« Crash », que réalise
en 1996 David Cronenberg, reproduit pour la détourner une esthétique toute
publicitaire. "Crash", c'est la fabrique de l'image lisse, rutilante, métallique,
inhumaine à force de perfection glacée. « Crash » n'est pas à
proprement parlé un film sentimental...
« Crash » raconte, en
surface – celle de l'image pour l'image, comme ivre d'elle-même –, l'histoire de quelques êtres policés
que fascinent les aspérités du corps et les bleus de l'âme, coupés du simple
plaisir d'exister par le monde des images, des représentations, et qui, pour éprouver encore quelque chose doivent
s'éprouver eux-mêmes radicalement à l'aide de quelques autres, leurs semblables en solitude. Pour cela, il leur faut reproduire sans fin le seul lien que tous nous avons avec le passé, avec l'Histoire : l'image.

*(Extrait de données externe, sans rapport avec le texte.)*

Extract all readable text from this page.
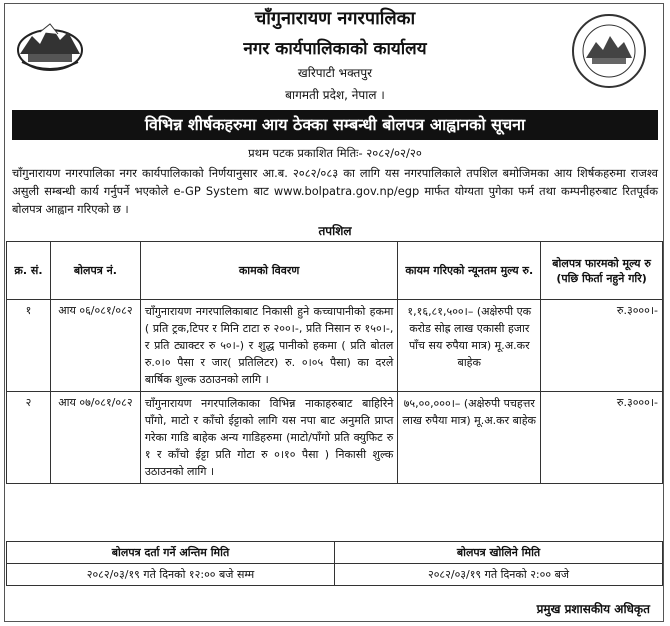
चाँगुनारायण नगरपालिका
नगर कार्यपालिकाको कार्यालय
खरिपाटी भक्तपुर
बागमती प्रदेश, नेपाल ।
विभिन्न शीर्षकहरुमा आय ठेक्का सम्बन्धी बोलपत्र आह्वानको सूचना
प्रथम पटक प्रकाशित मितिः- २०८२/०२/२०
चाँगुनारायण नगरपालिका नगर कार्यपालिकाको निर्णयानुसार आ.ब. २०८२/०८३ का लागि यस नगरपालिकाले तपशिल बमोजिमका आय शिर्षकहरुमा राजश्व असुली सम्बन्धी कार्य गर्नुपर्ने भएकोले e-GP System बाट www.bolpatra.gov.np/egp मार्फत योग्यता पुगेका फर्म तथा कम्पनीहरुबाट रितपूर्वक बोलपत्र आह्वान गरिएको छ ।
तपशिल
क्र. सं.	बोलपत्र नं.	कामको विवरण	कायम गरिएको न्यूनतम मुल्य रु.	बोलपत्र फारमको मूल्य रु (पछि फिर्ता नहुने गरि)
१	आय ०६/०८१/०८२	चाँगुनारायण नगरपालिकाबाट निकासी हुने कच्चापानीको हकमा ( प्रति ट्रक,टिपर र मिनि टाटा रु २००।-, प्रति निसान रु १५०।-, र प्रति ट्याक्टर रु ५०।-) र शुद्ध पानीको हकमा ( प्रति बोतल रु.०।० पैसा र जार( प्रतिलिटर) रु. ०।०५ पैसा) का दरले बार्षिक शुल्क उठाउनको लागि ।	१,१६,८१,५००।– (अक्षेरुपी एक करोड सोह्र लाख एकासी हजार पाँच सय रुपैया मात्र) मू.अ.कर बाहेक	रु.३०००।-
२	आय ०७/०८१/०८२	चाँगुनारायण नगरपालिकाका विभिन्न नाकाहरुबाट बाहिरिने पाँगो, माटो र काँचो ईट्टाको लागि यस नपा बाट अनुमति प्राप्त गरेका गाडि बाहेक अन्य गाडिहरुमा (माटो/पाँगो प्रति क्युफिट रु १ र काँचो ईट्टा प्रति गोटा रु ०।१० पैसा ) निकासी शुल्क उठाउनको लागि ।	७५,००,०००।– (अक्षेरुपी पचहत्तर लाख रुपैया मात्र) मू.अ.कर बाहेक	रु.३०००।-
बोलपत्र दर्ता गर्ने अन्तिम मिति	बोलपत्र खोलिने मिति
२०८२/०३/१९ गते दिनको १२:०० बजे सम्म	२०८२/०३/१९ गते दिनको २:०० बजे
प्रमुख प्रशासकीय अधिकृत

Des accidents célèbres agencés de
nouveau et à la perfection lors de cérémoniaux secrets vont ainsi servir de
vecteur à une étrange contamination par l'image que le cinéaste
conçoit comme virale, drogue optique qui, inoculée par l’œil, est destinée à
contaminer le corps, c'est à dire à régir les faits et gestes de ceux qui
regardent, cette frange à présent dominante dans l'espèce humaine qui s'est trouvé
pour nom « spectateurs ».
Andy Warhol déjà – avec, mettons,
la série fameuse des « Car crash » – avait annoncé l'épidémie
ravageuse des images n'ayant pour seule force que leur plasticité sans limite,
c'est à dire leur reproductibilité sans fin. Et peu importe alors les limites de la plasticités de corps qui, une fois photographiés, trouvent dans l'image une nouvelle forme d'existence. Peu importe qu'avec la voiture,
s'achète aussi, en un point indéterminé de l'espace et du temps, l'accident qui
mêlera brutalement la chair et le fer car l'image viendra produire avec cela un tout parfaitement homogène.

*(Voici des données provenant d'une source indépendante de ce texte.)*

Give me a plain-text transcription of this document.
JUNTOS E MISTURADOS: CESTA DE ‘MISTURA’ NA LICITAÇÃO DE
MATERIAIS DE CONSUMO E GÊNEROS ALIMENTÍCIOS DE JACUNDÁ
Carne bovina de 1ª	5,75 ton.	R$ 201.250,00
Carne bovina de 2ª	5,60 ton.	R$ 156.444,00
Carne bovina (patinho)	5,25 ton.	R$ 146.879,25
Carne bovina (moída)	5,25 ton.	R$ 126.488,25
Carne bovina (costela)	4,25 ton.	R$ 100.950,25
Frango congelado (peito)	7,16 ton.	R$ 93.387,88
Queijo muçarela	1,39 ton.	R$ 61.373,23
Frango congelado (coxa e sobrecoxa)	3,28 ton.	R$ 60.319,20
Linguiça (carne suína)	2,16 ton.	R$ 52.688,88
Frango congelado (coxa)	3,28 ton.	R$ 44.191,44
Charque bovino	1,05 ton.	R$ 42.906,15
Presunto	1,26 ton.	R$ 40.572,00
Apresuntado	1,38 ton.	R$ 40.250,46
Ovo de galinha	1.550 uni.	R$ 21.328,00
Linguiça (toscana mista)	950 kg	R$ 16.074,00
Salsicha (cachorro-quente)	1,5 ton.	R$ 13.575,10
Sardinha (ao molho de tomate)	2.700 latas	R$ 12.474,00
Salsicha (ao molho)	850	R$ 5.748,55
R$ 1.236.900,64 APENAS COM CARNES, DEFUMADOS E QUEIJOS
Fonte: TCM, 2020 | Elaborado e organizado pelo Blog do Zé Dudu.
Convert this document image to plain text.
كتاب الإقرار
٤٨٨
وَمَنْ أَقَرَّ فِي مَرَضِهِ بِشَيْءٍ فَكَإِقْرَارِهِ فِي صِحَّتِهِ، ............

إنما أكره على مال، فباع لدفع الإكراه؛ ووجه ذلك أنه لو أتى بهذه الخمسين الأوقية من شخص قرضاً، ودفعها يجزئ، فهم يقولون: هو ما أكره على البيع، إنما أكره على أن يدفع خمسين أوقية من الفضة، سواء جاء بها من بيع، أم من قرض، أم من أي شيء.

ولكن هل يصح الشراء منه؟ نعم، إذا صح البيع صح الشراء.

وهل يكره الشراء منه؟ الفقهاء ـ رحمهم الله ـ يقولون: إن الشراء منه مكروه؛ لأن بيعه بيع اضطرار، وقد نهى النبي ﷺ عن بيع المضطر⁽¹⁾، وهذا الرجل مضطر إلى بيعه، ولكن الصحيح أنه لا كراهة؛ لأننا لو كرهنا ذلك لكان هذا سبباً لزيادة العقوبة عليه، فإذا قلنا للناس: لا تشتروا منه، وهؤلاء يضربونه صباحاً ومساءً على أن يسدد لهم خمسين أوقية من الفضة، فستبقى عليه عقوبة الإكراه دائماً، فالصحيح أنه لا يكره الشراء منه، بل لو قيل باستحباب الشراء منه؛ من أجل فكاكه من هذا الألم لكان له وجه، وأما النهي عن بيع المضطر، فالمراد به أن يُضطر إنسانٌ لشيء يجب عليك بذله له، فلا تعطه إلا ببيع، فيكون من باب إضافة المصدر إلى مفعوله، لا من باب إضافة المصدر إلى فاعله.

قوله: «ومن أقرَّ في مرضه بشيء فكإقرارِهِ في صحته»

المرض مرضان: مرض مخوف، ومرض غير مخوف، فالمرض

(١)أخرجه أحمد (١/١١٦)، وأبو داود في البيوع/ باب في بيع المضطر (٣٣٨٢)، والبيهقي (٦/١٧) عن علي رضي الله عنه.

L'accident fera-t-il alors encore office de point de
contact sans retour entre l'image et le réel ? C'est à cette question qu'une poignée de femmes et d'hommes tentent de trouver une réponse ici. C'est cette béance, ce passage entre deux dimensions du monde et de sa perception que recherchent les personnages du film sans jamais parvenir à la trouver.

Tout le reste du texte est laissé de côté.